Если под петлей вы подразумеваете сетевое подключение только к локальному хосту, рассмотрите Сокеты AF_UNIX. Сокеты домена AKA UNIX. Также известный как способ подключения без IP к базам данных PostgreSQL или MySQL.

В Linux преимущество заключается в соблюдении прав доступа к файлам. Без записи в сокет под своим пользователем это не сработает. Возможно, такое поведение не стандартизировано.

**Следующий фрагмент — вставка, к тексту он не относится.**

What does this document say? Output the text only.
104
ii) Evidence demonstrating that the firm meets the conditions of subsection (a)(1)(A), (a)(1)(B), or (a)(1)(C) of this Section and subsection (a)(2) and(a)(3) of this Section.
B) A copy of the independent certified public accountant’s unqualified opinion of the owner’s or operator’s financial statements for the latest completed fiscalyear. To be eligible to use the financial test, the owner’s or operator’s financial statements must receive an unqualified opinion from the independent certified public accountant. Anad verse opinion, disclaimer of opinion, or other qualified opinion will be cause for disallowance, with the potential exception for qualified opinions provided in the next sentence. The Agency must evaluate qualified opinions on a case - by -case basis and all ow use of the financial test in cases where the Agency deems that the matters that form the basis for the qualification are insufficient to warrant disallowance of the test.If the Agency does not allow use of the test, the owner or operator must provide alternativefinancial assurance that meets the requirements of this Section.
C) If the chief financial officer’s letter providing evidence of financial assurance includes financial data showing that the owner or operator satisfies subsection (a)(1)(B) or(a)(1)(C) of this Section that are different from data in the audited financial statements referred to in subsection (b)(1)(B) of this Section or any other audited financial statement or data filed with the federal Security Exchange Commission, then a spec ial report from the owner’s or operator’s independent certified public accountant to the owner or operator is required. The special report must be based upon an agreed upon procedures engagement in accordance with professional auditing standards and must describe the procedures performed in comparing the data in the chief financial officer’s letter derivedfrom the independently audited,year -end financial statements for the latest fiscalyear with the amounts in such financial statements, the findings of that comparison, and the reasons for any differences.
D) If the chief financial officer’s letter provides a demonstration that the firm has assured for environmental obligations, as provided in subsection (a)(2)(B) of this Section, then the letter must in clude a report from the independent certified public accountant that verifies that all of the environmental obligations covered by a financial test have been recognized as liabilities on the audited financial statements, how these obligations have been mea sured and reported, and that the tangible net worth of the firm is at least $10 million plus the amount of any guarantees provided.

В IP-сетях нет идентификатора пользователя операционной системы, отправившего пакет. Возможно, в правиле брандмауэра nftables вы можете фильтровать по uid, но только в брандмауэре хоста для локальных сокетов. Лучше бы какой-нибудь протокол аутентификации.

0 + 0
A.B avatar
флаг cl
A.B
Если поведение описано в POSIX (https://pubs.opengroup.org/onlinepubs/9699919799/functions/connect.html см. EACCES), то это вполне стандартизированное поведение.
0
Ответить
John Mahowald avatar
флаг cn
John Mahowald
man 7 unix в Linux предупреждает, что «в некоторых системах (например, старых BSD) разрешения сокетов игнорируются». Может быть устаревшей вещью, но стоит изучить, является ли это портативным приложением без аутентификации вообще.
0
Ответить
Рейтинг:0
avatar Server
флаг mx
David Diggles

Iptables делает именно то, что я хотел сделать. Вот пример iptables, который я протестировал и работает. Мне просто нужно написать оболочку для включения команды cntlm в команды iptables. Я мог бы назвать это обедом.sh

# Чтобы зарезервировать порт 7777 на lo для пользователя "foo"
iptables -I ВЫВОД -o lo -p tcp --dport 7777 -j DROP
iptables -I ВЫВОД -o lo -p tcp --dport 7777 --match-owner --uid-owner foo -j ПРИНЯТЬ

# Чтобы освободить порт 
iptables -D ВЫВОД -o lo -p tcp --dport 7777 -j DROP
iptables -D ВЫВОД -o lo -p tcp --dport 7777 --match-owner --uid-owner foo -j ПРИНЯТЬ
0 + 0
флаг Moldova
Admin
Этот вопрос на других языках:

Ответить или комментировать

Большинство людей не понимают, что склонность к познанию нового открывает путь к обучению и улучшает межличностные связи. В исследованиях Элисон, например, хотя люди могли точно вспомнить, сколько вопросов было задано в их разговорах, они не чувствовали интуитивно связи между вопросами и симпатиями. В четырех исследованиях, в которых участники сами участвовали в разговорах или читали стенограммы чужих разговоров, люди, как правило, не осознавали, что задаваемый вопрос повлияет — или повлиял — на уровень дружбы между собеседниками.